If you keep an eye on the UK’s bird news then it is very unlikely that you haven’t heard of the male Marmora’s Warbler that has taken up residence at Blorenge, Gwent. It first turned up over two weeks ago while I was on Mull, and on my return I had to look it up in the bird book as I had never even heard of it. It was to be found hiding in the section in the back that should really be titled “Birds you will never see”. For the Marmora’s this would be very apt as this is only something like the sixth recorded example of this species in the country. I had no plans to go and see it for myself as I was on call last week so couldn’t travel far anyway. Last night however I was free, BirdGuides was reporting that the bird was still present and the sun was even breaking through the clouds. Above all I felt that I was rather missing out on all the excitement. I was off. And was I successful?
Yes. The picture above is the only one that I managed but as a record it is more than adequate. I had my easiest drive up through the valleys ever, covering the 50 miles in just under an hour, before finding the appropriate car park at the first go and pulling into the last remaining spot. I got out just as the Marmora’s stirred after being hidden for the last hour or so and flew behind me. I had brief flashbacks to the missed Gyr on Gower as that had also flown behind me as I got out of the car and had never returned. Not this time though. What followed were two hours of almost continuous views of a bird that I felt I already knew after seeing so many pictures of it on the web. It spent its time doing loose circuits around the car park, singing from its various perches and also whilst in flight. I got to see its full repertoire, including a visit to the nest that it is building in vain and a brilliant imitation of a Stonechat. At one point the bird landed literally at my feet but before I could react it was moving on again. Another time it flew right through the middle of a small group of us that were watching. I personally think that the bird knew what we were there for and was just toying with us. He would always stay on a perch just long enough for you to focus the camera before moving on again, or would sit just so that it was obscured by a twig. Whatever its motives it was such a characterful bird that you could forgive it anything. As one of the gathered people said, the chance of it choosing that exact location to stop at with such easy access is almost astronomical. Nature always finds a way to be just that little bit more amazing than you expected.

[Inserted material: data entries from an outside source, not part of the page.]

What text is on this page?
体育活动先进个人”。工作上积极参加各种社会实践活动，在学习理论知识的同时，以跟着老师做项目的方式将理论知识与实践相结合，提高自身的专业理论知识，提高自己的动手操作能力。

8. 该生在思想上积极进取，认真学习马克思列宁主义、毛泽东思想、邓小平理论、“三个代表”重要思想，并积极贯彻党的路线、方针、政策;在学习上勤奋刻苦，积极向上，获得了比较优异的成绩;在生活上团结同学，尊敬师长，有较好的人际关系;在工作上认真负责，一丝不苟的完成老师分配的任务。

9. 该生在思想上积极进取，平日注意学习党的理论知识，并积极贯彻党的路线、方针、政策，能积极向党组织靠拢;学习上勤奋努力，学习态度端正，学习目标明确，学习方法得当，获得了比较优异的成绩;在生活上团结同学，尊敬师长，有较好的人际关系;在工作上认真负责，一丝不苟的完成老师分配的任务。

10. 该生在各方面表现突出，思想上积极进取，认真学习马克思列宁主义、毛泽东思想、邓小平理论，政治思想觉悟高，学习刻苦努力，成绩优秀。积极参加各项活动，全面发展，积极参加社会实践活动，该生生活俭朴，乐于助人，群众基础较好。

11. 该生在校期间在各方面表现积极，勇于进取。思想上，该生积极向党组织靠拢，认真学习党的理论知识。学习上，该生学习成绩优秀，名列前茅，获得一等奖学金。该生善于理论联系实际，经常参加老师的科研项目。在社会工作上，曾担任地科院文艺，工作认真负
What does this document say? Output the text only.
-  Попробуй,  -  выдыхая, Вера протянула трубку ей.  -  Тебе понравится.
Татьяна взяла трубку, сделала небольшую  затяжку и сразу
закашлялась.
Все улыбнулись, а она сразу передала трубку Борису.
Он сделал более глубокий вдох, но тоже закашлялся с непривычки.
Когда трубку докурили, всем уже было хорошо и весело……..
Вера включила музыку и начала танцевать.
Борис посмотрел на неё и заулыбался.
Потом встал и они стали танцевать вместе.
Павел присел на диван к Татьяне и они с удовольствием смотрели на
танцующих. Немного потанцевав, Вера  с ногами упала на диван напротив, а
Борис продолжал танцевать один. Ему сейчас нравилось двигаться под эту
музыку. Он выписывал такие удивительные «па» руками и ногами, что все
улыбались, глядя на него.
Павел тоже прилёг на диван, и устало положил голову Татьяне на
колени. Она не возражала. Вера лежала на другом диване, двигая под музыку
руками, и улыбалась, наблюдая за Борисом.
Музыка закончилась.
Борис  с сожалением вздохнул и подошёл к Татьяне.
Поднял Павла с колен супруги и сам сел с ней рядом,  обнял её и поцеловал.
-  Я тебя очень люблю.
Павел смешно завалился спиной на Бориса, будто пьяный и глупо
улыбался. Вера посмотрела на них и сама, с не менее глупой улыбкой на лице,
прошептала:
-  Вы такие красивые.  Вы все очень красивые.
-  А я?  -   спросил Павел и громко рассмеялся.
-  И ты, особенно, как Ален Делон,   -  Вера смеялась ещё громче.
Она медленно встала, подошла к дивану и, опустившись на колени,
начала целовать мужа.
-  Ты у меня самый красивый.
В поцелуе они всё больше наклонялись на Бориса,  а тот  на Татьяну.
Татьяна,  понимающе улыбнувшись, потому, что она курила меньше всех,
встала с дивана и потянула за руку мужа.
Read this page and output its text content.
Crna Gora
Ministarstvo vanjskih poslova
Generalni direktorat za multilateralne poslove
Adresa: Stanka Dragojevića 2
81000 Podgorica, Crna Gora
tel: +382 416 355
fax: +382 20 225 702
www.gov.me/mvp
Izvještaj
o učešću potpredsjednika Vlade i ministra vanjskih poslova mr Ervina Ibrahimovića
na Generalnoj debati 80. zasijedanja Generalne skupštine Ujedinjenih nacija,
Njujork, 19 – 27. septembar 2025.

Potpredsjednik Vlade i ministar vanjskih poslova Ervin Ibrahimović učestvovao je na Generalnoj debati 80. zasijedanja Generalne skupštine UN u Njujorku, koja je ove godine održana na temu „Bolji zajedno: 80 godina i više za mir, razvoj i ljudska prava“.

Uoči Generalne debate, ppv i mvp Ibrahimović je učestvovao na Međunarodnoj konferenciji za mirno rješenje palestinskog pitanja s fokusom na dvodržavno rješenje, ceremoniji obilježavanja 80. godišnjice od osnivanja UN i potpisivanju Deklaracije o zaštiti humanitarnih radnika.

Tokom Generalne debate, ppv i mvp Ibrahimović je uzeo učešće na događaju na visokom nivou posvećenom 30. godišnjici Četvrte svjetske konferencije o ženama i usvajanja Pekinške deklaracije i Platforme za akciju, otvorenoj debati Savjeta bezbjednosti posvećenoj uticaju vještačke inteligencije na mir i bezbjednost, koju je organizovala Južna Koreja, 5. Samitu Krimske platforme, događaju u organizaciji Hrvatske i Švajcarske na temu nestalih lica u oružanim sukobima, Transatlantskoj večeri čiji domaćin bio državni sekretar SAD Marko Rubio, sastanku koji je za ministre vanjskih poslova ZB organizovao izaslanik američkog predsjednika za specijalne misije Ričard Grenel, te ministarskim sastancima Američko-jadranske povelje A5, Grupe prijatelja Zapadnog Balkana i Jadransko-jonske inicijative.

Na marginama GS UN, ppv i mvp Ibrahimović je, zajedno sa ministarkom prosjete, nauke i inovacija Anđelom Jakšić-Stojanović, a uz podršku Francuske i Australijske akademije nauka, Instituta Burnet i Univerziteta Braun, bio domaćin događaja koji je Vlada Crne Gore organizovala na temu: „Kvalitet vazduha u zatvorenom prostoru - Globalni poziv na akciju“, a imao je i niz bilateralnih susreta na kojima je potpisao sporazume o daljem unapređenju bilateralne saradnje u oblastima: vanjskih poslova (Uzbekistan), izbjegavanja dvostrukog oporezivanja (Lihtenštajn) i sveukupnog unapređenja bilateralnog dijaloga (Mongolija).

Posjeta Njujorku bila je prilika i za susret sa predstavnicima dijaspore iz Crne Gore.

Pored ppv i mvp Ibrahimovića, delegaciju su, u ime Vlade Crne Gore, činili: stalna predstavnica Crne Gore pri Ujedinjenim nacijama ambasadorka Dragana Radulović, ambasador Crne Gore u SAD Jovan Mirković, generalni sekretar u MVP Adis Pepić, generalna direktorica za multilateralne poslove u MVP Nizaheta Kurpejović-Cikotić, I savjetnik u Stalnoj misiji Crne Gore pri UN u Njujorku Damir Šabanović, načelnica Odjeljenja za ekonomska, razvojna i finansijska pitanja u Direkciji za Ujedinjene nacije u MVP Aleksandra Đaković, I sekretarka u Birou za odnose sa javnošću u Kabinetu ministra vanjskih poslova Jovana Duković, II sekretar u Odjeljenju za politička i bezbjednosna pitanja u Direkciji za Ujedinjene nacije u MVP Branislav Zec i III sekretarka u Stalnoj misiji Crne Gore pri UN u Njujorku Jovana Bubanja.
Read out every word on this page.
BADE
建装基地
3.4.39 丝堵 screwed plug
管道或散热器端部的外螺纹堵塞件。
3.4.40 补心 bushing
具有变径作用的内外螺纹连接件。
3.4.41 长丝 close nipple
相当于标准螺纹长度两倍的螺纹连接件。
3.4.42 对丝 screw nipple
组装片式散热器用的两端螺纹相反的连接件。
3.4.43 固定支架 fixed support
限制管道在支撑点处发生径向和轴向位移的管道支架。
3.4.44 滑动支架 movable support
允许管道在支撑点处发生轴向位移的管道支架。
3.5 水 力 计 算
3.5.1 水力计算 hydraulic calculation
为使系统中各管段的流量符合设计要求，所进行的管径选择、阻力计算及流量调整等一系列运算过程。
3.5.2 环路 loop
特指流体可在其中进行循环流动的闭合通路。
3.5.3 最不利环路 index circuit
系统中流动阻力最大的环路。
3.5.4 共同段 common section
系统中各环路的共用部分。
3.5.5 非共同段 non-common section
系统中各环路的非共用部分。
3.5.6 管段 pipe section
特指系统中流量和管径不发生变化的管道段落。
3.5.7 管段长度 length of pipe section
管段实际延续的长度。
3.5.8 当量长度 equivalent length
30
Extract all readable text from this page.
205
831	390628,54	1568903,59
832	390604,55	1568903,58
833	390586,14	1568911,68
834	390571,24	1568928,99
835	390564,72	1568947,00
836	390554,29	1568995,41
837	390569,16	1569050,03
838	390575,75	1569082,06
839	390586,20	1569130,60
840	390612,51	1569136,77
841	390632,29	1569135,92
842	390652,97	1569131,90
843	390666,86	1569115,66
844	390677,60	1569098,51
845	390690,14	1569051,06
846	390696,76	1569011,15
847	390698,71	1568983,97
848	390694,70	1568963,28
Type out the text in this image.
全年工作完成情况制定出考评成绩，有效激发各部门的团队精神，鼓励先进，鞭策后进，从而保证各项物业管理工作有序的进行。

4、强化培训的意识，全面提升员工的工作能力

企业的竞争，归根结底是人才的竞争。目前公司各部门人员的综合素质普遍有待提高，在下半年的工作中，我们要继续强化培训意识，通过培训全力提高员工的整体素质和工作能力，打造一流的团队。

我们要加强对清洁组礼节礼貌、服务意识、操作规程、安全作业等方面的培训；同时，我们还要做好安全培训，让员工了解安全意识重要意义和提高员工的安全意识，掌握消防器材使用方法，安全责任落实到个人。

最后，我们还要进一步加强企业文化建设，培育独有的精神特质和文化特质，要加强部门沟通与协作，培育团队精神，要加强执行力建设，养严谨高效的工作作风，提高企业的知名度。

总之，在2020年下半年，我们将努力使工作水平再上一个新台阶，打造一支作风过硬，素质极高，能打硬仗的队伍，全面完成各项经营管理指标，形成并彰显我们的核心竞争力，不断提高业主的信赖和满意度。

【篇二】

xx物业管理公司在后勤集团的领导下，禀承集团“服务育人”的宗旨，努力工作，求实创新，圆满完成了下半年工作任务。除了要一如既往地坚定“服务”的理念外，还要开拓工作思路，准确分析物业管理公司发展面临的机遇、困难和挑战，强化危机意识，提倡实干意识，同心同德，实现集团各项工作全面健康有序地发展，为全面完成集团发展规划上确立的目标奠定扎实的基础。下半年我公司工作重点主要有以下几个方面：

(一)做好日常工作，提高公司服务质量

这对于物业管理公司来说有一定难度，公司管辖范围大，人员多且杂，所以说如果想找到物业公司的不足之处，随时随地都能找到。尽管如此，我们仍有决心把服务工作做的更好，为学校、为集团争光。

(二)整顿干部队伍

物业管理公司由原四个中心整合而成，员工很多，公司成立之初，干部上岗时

Something that isn’t often mentioned in reports of the Marmora’s, apart from the view, is the number of Whinchats that are also in the area. This is the first time I have seen this species in Wales and was almost as exciting for me as the Marmora’s. I think I caused a bit of agitation a few times while I was looking at them as people thought I had a good view of the Marmora’s. Sorry about that. There were also good views of Meadow Pipit and Raven in the area, and the distant call of a Peacock. I don’t think that last one counts as a tick though unfortunately.